L’Écume des jours tchèque

(c) Jakub Kopecky

(c) Jakub Kopecky

Comme l’a prouvé tristement le film de Gondry en 2013, toute adaptation de « L’Écume des jours » est sans doute vouée à l’échec. « Foam of the Daze » n’échappe pas totalement à la règle avec une proposition bruyante et bordélique du duo tchèque SKUTR. Malgré cette réserve, la mise en scène, évitant les contresens, parvient à recréer l’atmosphère surréaliste du roman, en partie grâce à d’heureuses trouvailles scénographiques : à commencer par l’appartement de Colin construit à l’envers, le lit contre le mur du fond, mais aussi un pianocktail humain, réinventé sans accessoire par un groupe de musiciens jouant live, en transparence derrière la scène.
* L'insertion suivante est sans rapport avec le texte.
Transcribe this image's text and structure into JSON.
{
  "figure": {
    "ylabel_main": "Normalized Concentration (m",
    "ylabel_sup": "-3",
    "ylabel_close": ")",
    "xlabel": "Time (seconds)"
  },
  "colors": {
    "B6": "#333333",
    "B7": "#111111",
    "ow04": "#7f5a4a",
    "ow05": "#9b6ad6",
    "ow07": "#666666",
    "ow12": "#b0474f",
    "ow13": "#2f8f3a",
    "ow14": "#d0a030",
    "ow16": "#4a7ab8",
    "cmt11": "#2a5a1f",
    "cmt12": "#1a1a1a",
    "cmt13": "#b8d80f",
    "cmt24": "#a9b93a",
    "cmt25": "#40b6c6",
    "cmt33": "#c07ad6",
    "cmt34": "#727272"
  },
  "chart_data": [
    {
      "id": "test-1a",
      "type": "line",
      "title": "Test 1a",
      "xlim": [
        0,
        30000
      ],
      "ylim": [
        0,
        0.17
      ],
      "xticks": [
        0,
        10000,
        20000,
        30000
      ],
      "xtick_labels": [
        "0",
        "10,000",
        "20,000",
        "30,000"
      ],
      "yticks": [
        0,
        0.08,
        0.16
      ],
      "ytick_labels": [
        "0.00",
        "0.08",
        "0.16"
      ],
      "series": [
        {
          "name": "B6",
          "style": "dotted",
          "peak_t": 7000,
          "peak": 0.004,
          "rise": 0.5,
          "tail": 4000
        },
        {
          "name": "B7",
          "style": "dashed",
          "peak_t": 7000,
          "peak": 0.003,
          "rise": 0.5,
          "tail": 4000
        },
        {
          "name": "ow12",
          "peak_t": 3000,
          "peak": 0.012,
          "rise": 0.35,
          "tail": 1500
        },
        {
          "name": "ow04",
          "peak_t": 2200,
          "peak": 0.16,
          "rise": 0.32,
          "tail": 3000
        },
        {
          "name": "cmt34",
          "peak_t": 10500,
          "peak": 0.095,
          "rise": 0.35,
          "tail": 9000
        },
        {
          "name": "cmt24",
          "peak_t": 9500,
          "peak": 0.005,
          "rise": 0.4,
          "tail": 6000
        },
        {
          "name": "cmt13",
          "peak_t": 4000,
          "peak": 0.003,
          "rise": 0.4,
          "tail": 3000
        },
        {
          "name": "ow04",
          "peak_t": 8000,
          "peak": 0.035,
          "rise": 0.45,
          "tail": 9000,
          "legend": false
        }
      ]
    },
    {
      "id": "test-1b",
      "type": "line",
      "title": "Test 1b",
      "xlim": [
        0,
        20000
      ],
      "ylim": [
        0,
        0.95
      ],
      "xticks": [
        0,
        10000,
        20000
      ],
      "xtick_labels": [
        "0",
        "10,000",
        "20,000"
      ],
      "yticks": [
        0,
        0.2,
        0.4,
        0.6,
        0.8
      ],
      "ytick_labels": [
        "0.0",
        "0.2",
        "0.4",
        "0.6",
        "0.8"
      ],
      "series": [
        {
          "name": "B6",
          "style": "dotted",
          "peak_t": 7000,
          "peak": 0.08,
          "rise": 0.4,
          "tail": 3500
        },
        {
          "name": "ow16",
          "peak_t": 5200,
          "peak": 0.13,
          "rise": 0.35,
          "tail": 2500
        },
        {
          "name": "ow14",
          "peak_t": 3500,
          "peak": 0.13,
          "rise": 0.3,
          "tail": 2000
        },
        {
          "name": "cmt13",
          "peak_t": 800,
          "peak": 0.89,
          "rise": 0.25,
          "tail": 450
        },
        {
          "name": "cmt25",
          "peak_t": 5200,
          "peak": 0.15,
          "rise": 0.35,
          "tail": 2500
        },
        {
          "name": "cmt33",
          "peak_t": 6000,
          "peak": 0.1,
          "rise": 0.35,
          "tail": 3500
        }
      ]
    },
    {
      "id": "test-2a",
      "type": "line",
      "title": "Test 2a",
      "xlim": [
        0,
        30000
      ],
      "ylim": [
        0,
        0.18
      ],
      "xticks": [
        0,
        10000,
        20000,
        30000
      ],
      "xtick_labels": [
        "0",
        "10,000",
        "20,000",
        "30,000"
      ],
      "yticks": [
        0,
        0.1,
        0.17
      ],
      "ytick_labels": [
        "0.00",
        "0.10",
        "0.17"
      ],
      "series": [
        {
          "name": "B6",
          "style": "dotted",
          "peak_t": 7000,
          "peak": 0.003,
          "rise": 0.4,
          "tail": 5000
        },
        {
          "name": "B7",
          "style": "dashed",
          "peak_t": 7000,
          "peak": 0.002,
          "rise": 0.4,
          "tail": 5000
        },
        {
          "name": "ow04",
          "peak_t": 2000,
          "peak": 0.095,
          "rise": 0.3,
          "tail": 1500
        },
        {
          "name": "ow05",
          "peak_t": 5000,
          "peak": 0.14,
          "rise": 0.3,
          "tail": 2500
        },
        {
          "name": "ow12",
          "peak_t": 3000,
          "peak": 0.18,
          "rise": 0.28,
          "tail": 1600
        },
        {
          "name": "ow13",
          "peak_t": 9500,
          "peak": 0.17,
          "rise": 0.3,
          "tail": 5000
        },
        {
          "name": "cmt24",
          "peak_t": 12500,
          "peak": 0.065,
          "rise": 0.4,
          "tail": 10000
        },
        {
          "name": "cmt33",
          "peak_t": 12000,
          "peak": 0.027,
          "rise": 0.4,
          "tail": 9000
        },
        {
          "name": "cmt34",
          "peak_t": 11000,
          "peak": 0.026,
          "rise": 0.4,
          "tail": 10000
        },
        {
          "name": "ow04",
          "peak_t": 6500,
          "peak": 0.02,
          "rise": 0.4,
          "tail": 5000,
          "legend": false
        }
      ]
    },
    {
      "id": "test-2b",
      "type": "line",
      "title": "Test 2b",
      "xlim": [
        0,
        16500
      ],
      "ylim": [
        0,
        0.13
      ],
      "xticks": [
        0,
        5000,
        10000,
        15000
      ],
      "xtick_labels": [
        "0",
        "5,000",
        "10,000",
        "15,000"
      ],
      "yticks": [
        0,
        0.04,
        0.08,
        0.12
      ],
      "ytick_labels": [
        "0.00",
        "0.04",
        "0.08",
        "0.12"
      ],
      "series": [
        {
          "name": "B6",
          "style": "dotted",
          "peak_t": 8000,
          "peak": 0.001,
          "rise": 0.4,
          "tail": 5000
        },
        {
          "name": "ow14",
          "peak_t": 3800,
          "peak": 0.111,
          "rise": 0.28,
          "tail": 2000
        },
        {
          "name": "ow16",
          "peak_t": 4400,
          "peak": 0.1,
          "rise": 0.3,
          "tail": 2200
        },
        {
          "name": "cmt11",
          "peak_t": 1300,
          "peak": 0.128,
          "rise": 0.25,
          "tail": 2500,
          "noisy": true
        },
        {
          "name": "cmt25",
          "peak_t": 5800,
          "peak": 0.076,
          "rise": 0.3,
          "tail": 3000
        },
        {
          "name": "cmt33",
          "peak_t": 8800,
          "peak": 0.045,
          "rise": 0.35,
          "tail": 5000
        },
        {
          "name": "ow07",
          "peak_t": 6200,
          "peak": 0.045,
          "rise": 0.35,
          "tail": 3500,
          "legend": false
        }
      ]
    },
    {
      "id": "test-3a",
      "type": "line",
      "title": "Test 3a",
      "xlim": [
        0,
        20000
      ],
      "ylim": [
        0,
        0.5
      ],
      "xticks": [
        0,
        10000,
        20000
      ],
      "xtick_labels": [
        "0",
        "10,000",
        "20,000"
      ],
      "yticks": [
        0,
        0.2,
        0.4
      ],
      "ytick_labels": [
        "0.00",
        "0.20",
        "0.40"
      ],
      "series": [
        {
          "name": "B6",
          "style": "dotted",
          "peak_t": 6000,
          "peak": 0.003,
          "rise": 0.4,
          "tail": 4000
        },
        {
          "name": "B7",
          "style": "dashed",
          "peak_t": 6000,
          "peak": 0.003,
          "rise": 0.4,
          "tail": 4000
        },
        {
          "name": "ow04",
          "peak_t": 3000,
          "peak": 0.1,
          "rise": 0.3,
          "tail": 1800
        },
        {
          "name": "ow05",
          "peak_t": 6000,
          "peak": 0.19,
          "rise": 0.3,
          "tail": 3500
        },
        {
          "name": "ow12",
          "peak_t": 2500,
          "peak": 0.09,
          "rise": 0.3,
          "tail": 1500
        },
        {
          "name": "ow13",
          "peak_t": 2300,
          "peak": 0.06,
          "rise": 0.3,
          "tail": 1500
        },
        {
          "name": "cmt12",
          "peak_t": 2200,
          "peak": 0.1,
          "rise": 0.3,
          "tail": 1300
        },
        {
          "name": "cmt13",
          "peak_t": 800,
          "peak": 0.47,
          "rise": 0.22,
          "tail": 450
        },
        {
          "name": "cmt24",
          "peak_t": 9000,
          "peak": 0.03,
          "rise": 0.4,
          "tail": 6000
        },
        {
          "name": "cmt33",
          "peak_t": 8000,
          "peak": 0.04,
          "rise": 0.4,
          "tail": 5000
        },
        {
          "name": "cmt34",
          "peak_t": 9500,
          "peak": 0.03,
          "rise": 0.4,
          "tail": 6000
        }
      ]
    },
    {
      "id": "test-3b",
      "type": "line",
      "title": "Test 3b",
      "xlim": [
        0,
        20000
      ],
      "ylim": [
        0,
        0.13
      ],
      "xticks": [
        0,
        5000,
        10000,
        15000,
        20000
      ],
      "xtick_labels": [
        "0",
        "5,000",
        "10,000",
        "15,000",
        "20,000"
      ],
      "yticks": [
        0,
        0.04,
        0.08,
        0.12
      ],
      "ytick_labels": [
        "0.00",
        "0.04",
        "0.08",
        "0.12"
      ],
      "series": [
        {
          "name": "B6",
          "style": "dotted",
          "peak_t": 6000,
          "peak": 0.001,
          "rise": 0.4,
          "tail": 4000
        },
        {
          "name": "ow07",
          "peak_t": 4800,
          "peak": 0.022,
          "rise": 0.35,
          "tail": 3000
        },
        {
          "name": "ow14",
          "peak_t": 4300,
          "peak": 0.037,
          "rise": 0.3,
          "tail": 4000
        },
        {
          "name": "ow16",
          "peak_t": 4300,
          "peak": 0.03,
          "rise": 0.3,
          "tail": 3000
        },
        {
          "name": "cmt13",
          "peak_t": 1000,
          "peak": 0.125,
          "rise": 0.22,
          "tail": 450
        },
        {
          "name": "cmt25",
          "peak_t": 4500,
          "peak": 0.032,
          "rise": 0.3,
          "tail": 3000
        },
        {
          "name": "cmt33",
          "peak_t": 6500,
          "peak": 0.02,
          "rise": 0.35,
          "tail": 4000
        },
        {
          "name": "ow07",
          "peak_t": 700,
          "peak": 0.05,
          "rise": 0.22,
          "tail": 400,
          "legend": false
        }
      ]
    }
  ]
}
La troupe est jeune et parfois en roue libre, mais l’énergie au plus juste de cette adolescence hipster avant l’heure décrite par Vian. L’improbable personnage de Nicolas est ici un androgyne qui semble venu d’une autre planète (et dont la loufoquerie est nettement plus convaincante que celle d’Omar Sy…). Le thème « Chloé » de Duke Ellington est utilisé intelligemment comme leitmotiv sonore de la pièce. Si certaines séquences de la première moitié sont un peu brouillonnes (notamment la fête sur patins à glace chez Isis), plus le récit s’avance dans le tragique et plus les intentions de mise en scène sont subtiles. La lente descente aux enfers de Colin et Chloé conduit à quelques fulgurances autour du nénuphar funeste. L’obsession « partrienne » de Chick est parfaitement rendue, ainsi que les absurdes et cruelles scènes des vaines tentatives de Colin pour gagner de l’argent.

Malgré ses imperfections, « Foam of the Daze » offre le grand plaisir de voir le chef-d’œuvre de Vian, très imbibé de références germanopratines des années 1940 et de son humour noir et poétique si particulier, retranscrit ici avec pertinence. Au point qu’il semble avoir parfaitement convaincu, au Grand Théâtre de Pilsen, un public pourtant peu familier de cet univers.